Freitag, 3.11.2000

Hadern mit der gottgewollten Staatsdoktrin

Die Debatte über die Trennung von Staat und Religion ist für das herrschende Ayatollah-Regime eine willkommene Gelegenheit, seine Kritiker zu verketzern

Katajun Amirpur

Wahrscheinlich hatte sich der Staatsanwalt die Sache etwas einfacher vorgestellt. Er hatte Hassan Yussefi Eshkewari der »Apostasie« (des Abfalls vom Glauben) angeklagt, in Iran ein todeswürdiges Vergehen. Vielleicht wollte er an Eshkewari, der sich für die Trennung von Religion und Staat ausgesprochen hatte, ein Exempel statuieren. Der Geistliche hatte außerdem auf einer Konferenz, die im April in Berlin stattgefunden hatte, behauptet, das Tragen des Kopftuches sei im Islam keineswegs obligatorisch. Das reichte, um die Wut der Konservativen auf sich zu ziehen.

Natürlich sind Eshkewaris Äußerungen nicht ohne Brisanz. Mit seiner Forderung nach der Trennung von Staat und Religion hinterfragt er immerhin die Staatsdoktrin der Islamischen Republik. Doch das tun auch andere - und denen wird nicht sofort mit Verketzerung und Todesstrafe gedroht. Über eine mögliche Trennung von religiöser und politischer Institution debattierte man während der vergangenen Monate in Iran jedoch immer häufiger. Früher waren es nur die pro-westlichen Intellektuellen, die Derartiges forderten, damit aber selten in der Öffentlichkeit drangen. Inhaltlich trafen sie sich darin sogar mit den alten, ranghohen Geistlichen der Schia. Für sie ist jedwede Herrschaft - ganz gleich ob von einem König, einem gewählten Parlament oder einem Rechtsgelehrten ausgeführt - illegitim. Diese Quietisten warten auf den Mahdi, der dem jüdischen Messias vergleichbar ist und kommen soll, das gerechte Reich zu errichten. Diese Geistlichen vertreten die orthodoxe Lehre - nicht etwa die Schule um Ayatollah Khomeini. Was er vorschlug, die Herrschaft des Obersten Rechtsgelehrten (»velayat-e faghih«), war vielmehr radikal neu. Die Islamische Republik ist so der erste schiitische Staat, in dem religiöse und politische Institution nicht getrennt sind.

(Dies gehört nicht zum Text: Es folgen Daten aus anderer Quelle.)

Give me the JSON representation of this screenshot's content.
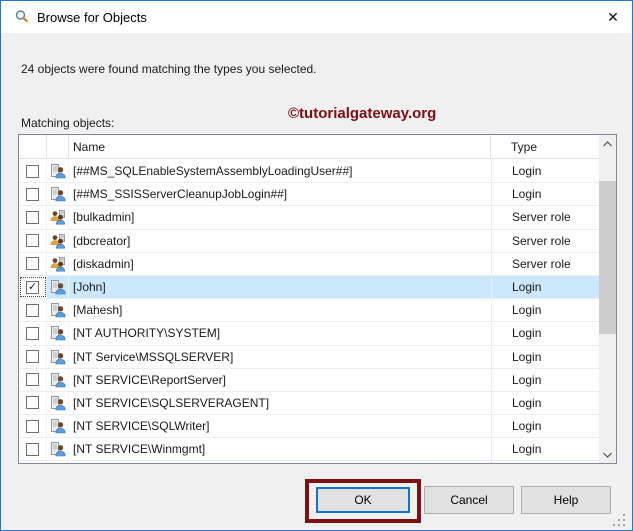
{
  "window": {
    "title": "Browse for Objects",
    "close_glyph": "✕"
  },
  "message": "24 objects were found matching the types you selected.",
  "matching_objects_label": "Matching objects:",
  "watermark": "©tutorialgateway.org",
  "table": {
    "header": {
      "name": "Name",
      "type": "Type"
    },
    "rows": [
      {
        "name": "[##MS_SQLEnableSystemAssemblyLoadingUser##]",
        "type": "Login",
        "icon": "login",
        "checked": false,
        "selected": false
      },
      {
        "name": "[##MS_SSISServerCleanupJobLogin##]",
        "type": "Login",
        "icon": "login",
        "checked": false,
        "selected": false
      },
      {
        "name": "[bulkadmin]",
        "type": "Server role",
        "icon": "server-role",
        "checked": false,
        "selected": false
      },
      {
        "name": "[dbcreator]",
        "type": "Server role",
        "icon": "server-role",
        "checked": false,
        "selected": false
      },
      {
        "name": "[diskadmin]",
        "type": "Server role",
        "icon": "server-role",
        "checked": false,
        "selected": false
      },
      {
        "name": "[John]",
        "type": "Login",
        "icon": "login",
        "checked": true,
        "selected": true
      },
      {
        "name": "[Mahesh]",
        "type": "Login",
        "icon": "login",
        "checked": false,
        "selected": false
      },
      {
        "name": "[NT AUTHORITY\\SYSTEM]",
        "type": "Login",
        "icon": "login",
        "checked": false,
        "selected": false
      },
      {
        "name": "[NT Service\\MSSQLSERVER]",
        "type": "Login",
        "icon": "login",
        "checked": false,
        "selected": false
      },
      {
        "name": "[NT SERVICE\\ReportServer]",
        "type": "Login",
        "icon": "login",
        "checked": false,
        "selected": false
      },
      {
        "name": "[NT SERVICE\\SQLSERVERAGENT]",
        "type": "Login",
        "icon": "login",
        "checked": false,
        "selected": false
      },
      {
        "name": "[NT SERVICE\\SQLWriter]",
        "type": "Login",
        "icon": "login",
        "checked": false,
        "selected": false
      },
      {
        "name": "[NT SERVICE\\Winmgmt]",
        "type": "Login",
        "icon": "login",
        "checked": false,
        "selected": false
      },
      {
        "name": "",
        "type": "",
        "icon": "login",
        "checked": false,
        "selected": false
      }
    ]
  },
  "buttons": {
    "ok": "OK",
    "cancel": "Cancel",
    "help": "Help"
  },
  "glyphs": {
    "check": "✓"
  },
  "colors": {
    "window_border": "#2577c8",
    "selection": "#cbe8fc",
    "annotation_box": "#7b1113",
    "watermark_text": "#7d0d12",
    "ok_focus_border": "#0f74cf"
  }
}
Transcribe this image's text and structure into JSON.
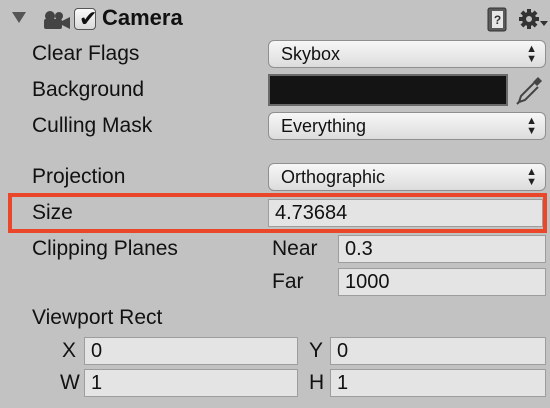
{
  "header": {
    "title": "Camera",
    "enabled": true,
    "icons": [
      "fold-arrow-icon",
      "camera-icon",
      "help-book-icon",
      "gear-icon"
    ]
  },
  "fields": {
    "clear_flags": {
      "label": "Clear Flags",
      "value": "Skybox"
    },
    "background": {
      "label": "Background",
      "color": "#141414"
    },
    "culling_mask": {
      "label": "Culling Mask",
      "value": "Everything"
    },
    "projection": {
      "label": "Projection",
      "value": "Orthographic"
    },
    "size": {
      "label": "Size",
      "value": "4.73684"
    },
    "clipping_planes": {
      "label": "Clipping Planes",
      "near_label": "Near",
      "near": "0.3",
      "far_label": "Far",
      "far": "1000"
    },
    "viewport_rect": {
      "label": "Viewport Rect",
      "x_label": "X",
      "x": "0",
      "y_label": "Y",
      "y": "0",
      "w_label": "W",
      "w": "1",
      "h_label": "H",
      "h": "1"
    }
  },
  "colors": {
    "panel_bg": "#c2c2c2",
    "highlight_border": "#e9462a"
  }
}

Die alten ehrwürdigen Ayatollahs, die dem Quietismus anhängen, artikulieren sich jedoch nur selten außerhalb ihrer Zirkel. Das öffentlich Engagement hat jetzt eine jüngere Generation übernommen, zu der auch Eshkewari gehört. Nach den Erfahrungen der Islamischen Republik schwenken sie wieder auf die eigentlich orthodoxe Linie ein. Aber an dieser Entwicklung kann der herrschenden politischen Clique nicht gelegen sein, schließlich werden ihre Pfründe durch eine quietistische Religionsinterpretation bedroht. Um die Debatte ein für allemal zu beenden - so mögen die Konservativen gedacht haben - kommt der Fall Eshkewari gerade recht.

Wie man mit ihm umgehen würde, das sollte die Gegner der »velayat-e aghih« endlich in ihre Schranken weisen. Die Konservativen reagieren nicht ohne Grund so nervös. Erst wenige Monate zuvor hatten sie sich in einem weiteren Gerichtsverfahren anhören müssen, wie Abdallah Nuri die göttlichen Vollmachten von Revolutionsführer Ali Chamenei bestritt und dessen gewichtigsten Kritiker - den unter Hausarrest stehenden Großayatollah Montazeri - verteidigte. Und zum größten Held der Studenten ist im Augenblick der Geistliche Mohsen Kadiwar avanciert. Er forderte in der inzwischen verbotenen Wochenzeitung Rah-e nou (Der neue Weg), die Amtszeit des Revolutionsführers zu begrenzen und sein Amt in ein eher repräsentatives umzuwandeln.

Zwar mussten Nuri und Kadiwar für ihre Kritik ins Gefängnis, doch das Land diskutierte freimütig über eine Staatsdoktrin, die angeblich gottgewollt ist. Sicher ist dies die interessanteste Entwicklung seit der Machtübernahme von Mohammad Chatami im August 1997. Drei Tabuthemen sind seither Teil der öffentlichen Debatte geworden: die Morde an Dissidenten, der iranisch-irakische Krieg - besonders die Frage, warum er noch sechs Jahre, nachdem die irakischen Truppen vom iranischen Territorium vertrieben worden waren, weitergeführt wurde und die »velayat-e faghih«.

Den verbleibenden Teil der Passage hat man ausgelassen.